In Breve
- Qual è l'importanza del bilancio sociale di OMR?
- Il bilancio sociale di OMR rappresenta un impegno verso la sostenibilità e la trasparenza, anticipando gli standard europei di rendicontazione ESG.
- Quali sono i dati economici presentati nel bilancio?
- Nel bilancio sono riportati un EBITDA di 58 milioni, un utile netto di 22 milioni e un fatturato di 529 milioni per il 2025.
- Quali strategie sostenibili ha adottato OMR?
- OMR ha adottato strategie come lo sviluppo di tecnologie in alluminio e un piano di sostenibilità con focus su decarbonizzazione ed economia circolare.
OMR, azienda leader nel settore automotive, ha recentemente presentato il suo primo bilancio sociale, un’iniziativa che anticipa gli standard europei di rendicontazione ESG (Environmental, Social, and Governance). Questo documento, frutto di un impegno volontario, si propone come strumento di trasparenza e autoregolamentazione, evidenziando l’importanza della sostenibilità nel rafforzare la competitività e promuovere l’innovazione.
Il presidente Marco Bonometti ha sottolineato che il bilancio sociale non solo riflette l’impegno dell’azienda verso pratiche sostenibili, ma potrebbe anche aprire la strada a un’apertura del capitale all’esterno, con la possibilità di una quotazione in Borsa in futuro. “La sostenibilità è una leva strategica per migliorare l’efficienza del nostro sistema produttivo”, ha dichiarato Bonometti.
Il bilancio include dati economico-finanziari relativi all’anno 2025, evidenziando un EBITDA di 58 milioni di euro, pari all’11% del fatturato, un utile netto di 22 milioni e un patrimonio netto di 295 milioni. Il fatturato complessivo, generato dalle sette sedi produttive (quattro in Italia e tre all’estero), ha raggiunto i 529 milioni di euro.
Questa iniziativa si colloca in un contesto di profonda transizione per l’industria automobilistica e per la filiera dei fornitori. Tra le strategie delineate nel bilancio, spicca lo sviluppo di tecnologie innovative basate sull’alluminio, capaci di ridurre il peso dei componenti fino al 40-50% rispetto a soluzioni tradizionali.

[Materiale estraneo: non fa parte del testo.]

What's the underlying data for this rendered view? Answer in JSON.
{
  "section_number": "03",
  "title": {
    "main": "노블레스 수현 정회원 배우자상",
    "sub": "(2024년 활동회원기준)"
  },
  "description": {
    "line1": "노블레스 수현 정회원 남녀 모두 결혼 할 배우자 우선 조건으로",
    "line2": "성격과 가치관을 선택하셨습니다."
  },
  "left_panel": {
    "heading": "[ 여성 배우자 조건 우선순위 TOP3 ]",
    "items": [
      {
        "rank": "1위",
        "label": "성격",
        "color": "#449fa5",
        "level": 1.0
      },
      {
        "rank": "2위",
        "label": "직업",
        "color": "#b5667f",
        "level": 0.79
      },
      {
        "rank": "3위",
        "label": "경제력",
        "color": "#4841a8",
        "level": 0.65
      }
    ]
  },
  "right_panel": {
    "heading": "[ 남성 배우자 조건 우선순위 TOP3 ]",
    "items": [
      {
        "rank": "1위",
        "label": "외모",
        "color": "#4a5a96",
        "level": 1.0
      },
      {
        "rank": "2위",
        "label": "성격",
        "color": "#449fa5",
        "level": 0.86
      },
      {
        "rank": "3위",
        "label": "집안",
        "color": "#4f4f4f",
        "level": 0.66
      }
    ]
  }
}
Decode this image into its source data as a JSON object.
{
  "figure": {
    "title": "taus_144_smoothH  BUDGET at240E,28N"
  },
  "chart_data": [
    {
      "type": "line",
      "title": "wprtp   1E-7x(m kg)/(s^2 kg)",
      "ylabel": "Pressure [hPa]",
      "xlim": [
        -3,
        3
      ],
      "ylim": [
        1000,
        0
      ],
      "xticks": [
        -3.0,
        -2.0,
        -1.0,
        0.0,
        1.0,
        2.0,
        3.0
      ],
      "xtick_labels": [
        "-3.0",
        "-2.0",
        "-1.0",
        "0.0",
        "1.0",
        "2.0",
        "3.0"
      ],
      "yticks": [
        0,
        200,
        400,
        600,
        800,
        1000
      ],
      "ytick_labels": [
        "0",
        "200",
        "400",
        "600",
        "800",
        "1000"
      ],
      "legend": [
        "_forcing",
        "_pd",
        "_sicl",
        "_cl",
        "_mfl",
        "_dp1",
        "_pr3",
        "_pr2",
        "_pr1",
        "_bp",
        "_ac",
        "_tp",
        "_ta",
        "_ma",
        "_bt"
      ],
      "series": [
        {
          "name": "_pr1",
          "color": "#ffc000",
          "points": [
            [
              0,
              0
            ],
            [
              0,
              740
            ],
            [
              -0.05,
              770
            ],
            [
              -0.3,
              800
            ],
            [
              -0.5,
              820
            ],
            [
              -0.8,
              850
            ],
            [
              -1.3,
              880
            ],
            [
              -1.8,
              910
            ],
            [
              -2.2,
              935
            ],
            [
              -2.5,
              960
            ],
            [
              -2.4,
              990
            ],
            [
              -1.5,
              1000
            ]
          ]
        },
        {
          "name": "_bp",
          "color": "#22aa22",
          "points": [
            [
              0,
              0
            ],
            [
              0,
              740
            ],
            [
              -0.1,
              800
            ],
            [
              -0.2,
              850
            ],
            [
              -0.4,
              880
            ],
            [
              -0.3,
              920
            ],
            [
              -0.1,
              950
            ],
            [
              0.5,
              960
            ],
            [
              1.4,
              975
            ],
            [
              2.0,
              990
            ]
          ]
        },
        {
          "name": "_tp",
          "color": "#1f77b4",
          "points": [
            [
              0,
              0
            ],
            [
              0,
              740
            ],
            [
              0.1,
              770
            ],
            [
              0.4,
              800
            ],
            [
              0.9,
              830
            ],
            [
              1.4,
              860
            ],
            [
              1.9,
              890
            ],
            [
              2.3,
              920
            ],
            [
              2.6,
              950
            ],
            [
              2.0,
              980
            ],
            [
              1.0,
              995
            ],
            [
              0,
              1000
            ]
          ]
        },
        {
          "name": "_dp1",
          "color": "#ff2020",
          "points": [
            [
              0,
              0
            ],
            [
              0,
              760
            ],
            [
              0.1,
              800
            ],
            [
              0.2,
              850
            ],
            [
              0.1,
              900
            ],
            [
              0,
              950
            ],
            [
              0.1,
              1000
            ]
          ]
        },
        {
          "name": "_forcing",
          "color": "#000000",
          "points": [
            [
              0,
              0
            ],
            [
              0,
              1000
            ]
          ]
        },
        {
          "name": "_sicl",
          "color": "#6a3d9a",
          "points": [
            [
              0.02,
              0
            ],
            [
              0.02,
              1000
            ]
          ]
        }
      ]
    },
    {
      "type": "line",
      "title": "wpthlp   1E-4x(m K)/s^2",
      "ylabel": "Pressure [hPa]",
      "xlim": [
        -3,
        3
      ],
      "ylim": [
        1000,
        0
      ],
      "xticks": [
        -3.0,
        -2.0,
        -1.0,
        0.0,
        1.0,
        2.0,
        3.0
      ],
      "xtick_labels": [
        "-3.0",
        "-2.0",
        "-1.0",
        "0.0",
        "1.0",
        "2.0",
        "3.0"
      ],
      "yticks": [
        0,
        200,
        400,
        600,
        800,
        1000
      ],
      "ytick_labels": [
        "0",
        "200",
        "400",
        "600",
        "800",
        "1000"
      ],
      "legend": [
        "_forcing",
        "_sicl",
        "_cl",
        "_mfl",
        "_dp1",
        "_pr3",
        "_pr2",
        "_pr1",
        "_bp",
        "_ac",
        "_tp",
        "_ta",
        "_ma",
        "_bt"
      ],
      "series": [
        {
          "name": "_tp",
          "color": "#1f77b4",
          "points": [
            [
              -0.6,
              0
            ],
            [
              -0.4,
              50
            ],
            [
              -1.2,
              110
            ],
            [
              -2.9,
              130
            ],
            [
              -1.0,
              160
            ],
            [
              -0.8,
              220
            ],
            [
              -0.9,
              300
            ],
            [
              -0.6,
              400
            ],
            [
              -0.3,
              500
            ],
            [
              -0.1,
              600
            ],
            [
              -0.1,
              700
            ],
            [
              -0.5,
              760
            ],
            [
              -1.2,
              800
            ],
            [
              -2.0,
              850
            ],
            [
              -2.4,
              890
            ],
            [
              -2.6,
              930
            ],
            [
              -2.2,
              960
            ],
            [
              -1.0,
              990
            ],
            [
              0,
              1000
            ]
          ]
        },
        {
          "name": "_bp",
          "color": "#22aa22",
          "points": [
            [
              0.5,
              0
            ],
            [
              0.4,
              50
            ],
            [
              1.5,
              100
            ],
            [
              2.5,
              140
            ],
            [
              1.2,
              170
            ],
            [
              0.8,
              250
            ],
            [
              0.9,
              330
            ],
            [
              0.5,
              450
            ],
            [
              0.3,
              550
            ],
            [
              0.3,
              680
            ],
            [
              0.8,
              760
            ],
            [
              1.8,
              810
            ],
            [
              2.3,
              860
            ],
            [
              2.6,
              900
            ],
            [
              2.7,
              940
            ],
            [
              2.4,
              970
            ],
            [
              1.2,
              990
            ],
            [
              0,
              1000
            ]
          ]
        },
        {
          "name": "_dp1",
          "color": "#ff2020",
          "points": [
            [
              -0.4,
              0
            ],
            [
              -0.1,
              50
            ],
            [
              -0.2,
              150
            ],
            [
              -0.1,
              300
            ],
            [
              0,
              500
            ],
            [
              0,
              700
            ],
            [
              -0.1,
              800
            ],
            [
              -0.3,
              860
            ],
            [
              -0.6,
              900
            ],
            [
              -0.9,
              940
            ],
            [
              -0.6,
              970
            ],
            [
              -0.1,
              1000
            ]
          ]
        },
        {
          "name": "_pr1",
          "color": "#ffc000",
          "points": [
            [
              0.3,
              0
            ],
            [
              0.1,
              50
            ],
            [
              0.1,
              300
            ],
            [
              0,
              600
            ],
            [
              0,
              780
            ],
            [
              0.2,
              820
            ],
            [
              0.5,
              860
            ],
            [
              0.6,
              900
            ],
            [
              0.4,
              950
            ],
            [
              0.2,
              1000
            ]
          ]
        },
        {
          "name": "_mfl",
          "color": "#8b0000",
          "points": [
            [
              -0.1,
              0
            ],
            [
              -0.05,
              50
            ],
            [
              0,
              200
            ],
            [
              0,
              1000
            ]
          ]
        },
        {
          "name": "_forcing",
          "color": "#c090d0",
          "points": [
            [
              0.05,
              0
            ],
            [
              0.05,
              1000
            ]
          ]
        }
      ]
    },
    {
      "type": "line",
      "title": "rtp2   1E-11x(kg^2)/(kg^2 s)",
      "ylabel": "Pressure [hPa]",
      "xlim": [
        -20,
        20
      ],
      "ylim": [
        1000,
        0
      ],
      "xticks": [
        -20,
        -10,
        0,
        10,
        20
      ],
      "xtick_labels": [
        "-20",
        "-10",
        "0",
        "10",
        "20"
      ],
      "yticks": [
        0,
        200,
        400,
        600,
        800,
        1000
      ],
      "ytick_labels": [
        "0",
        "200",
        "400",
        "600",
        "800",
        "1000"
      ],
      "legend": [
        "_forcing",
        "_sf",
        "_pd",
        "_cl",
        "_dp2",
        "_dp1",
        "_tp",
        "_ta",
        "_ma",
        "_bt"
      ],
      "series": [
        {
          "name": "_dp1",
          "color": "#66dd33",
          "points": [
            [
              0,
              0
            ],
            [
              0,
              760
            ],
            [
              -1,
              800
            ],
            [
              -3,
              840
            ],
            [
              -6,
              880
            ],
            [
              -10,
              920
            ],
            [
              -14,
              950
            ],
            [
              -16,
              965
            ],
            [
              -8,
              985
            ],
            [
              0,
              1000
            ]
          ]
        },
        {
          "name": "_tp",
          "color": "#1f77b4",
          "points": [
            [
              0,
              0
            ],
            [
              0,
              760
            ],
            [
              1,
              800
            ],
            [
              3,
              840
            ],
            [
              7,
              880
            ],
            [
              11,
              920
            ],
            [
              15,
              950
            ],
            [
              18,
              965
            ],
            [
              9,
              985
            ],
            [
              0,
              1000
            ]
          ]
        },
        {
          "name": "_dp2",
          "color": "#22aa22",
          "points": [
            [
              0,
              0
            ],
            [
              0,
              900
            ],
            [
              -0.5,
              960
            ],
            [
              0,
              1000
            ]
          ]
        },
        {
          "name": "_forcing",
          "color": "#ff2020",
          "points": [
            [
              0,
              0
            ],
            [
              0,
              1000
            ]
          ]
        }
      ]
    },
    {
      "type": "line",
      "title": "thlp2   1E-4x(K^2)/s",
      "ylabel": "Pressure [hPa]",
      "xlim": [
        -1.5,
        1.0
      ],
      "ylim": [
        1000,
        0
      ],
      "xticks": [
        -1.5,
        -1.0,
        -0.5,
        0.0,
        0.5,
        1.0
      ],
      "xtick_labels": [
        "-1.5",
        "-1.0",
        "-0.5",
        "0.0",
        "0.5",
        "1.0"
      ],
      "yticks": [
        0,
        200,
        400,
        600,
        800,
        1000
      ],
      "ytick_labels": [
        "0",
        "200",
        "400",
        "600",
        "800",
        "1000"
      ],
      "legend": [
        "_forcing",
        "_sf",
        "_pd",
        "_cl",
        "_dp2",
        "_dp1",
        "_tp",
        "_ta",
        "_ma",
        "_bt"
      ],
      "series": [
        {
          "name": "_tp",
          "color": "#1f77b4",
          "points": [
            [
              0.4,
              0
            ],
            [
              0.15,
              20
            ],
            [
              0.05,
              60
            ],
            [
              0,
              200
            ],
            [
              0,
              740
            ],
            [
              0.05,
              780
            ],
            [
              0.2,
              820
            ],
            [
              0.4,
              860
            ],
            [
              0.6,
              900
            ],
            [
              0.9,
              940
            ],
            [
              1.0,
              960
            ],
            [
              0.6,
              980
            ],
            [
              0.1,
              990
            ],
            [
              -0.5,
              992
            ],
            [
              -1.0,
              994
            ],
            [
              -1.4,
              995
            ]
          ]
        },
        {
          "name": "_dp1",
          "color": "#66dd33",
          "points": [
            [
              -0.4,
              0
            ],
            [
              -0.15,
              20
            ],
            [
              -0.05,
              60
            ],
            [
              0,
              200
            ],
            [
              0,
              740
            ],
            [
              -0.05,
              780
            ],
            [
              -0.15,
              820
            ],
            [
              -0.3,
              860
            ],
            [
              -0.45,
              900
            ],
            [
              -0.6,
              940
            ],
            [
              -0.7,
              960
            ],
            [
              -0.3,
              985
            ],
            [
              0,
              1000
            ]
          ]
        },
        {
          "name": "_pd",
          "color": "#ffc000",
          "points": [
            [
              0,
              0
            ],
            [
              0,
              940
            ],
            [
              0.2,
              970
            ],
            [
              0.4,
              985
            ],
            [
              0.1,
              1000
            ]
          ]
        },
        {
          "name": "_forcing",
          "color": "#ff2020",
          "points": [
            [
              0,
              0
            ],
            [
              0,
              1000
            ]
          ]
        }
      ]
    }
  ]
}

Questo approccio mira a diminuire i consumi e le emissioni, sostenendo così la transizione verso la mobilità elettrica.
Il Piano di sostenibilità dell’azienda si articola su cinque direttrici strategiche: decarbonizzazione, economia circolare, salute e sicurezza delle persone, filiera responsabile e governance. In particolare, OMR ha dichiarato di voler valorizzare il recupero interno dei materiali e di puntare a una gestione più efficiente delle risorse. Nel 2025, gli stabilimenti italiani hanno consumato oltre 17.900 MWh di energia da fonti rinnovabili, di cui più di 2.270 MWh autoprodotti tramite impianti fotovoltaici, con una riduzione delle emissioni di CO2 del 6% rispetto all’anno precedente.
Dal punto di vista occupazionale, OMR conta più di 4.000 dipendenti a livello globale, con un campione di 1.623 lavoratori attivi in Italia, Cina, Stati Uniti e Marocco, provenienti da 47 Paesi diversi. Oltre il 94% del personale oggetto del bilancio è assunto con contratto a tempo indeterminato, e l’azienda ha dichiarato di non aver fatto ricorso alla cassa integrazione anche nei periodi più critici.
Nel 2026, OMR ha ottenuto la certificazione Uni/PdR 125, che attesta il suo impegno per la parità di genere, un ulteriore passo verso un modello di business inclusivo e responsabile.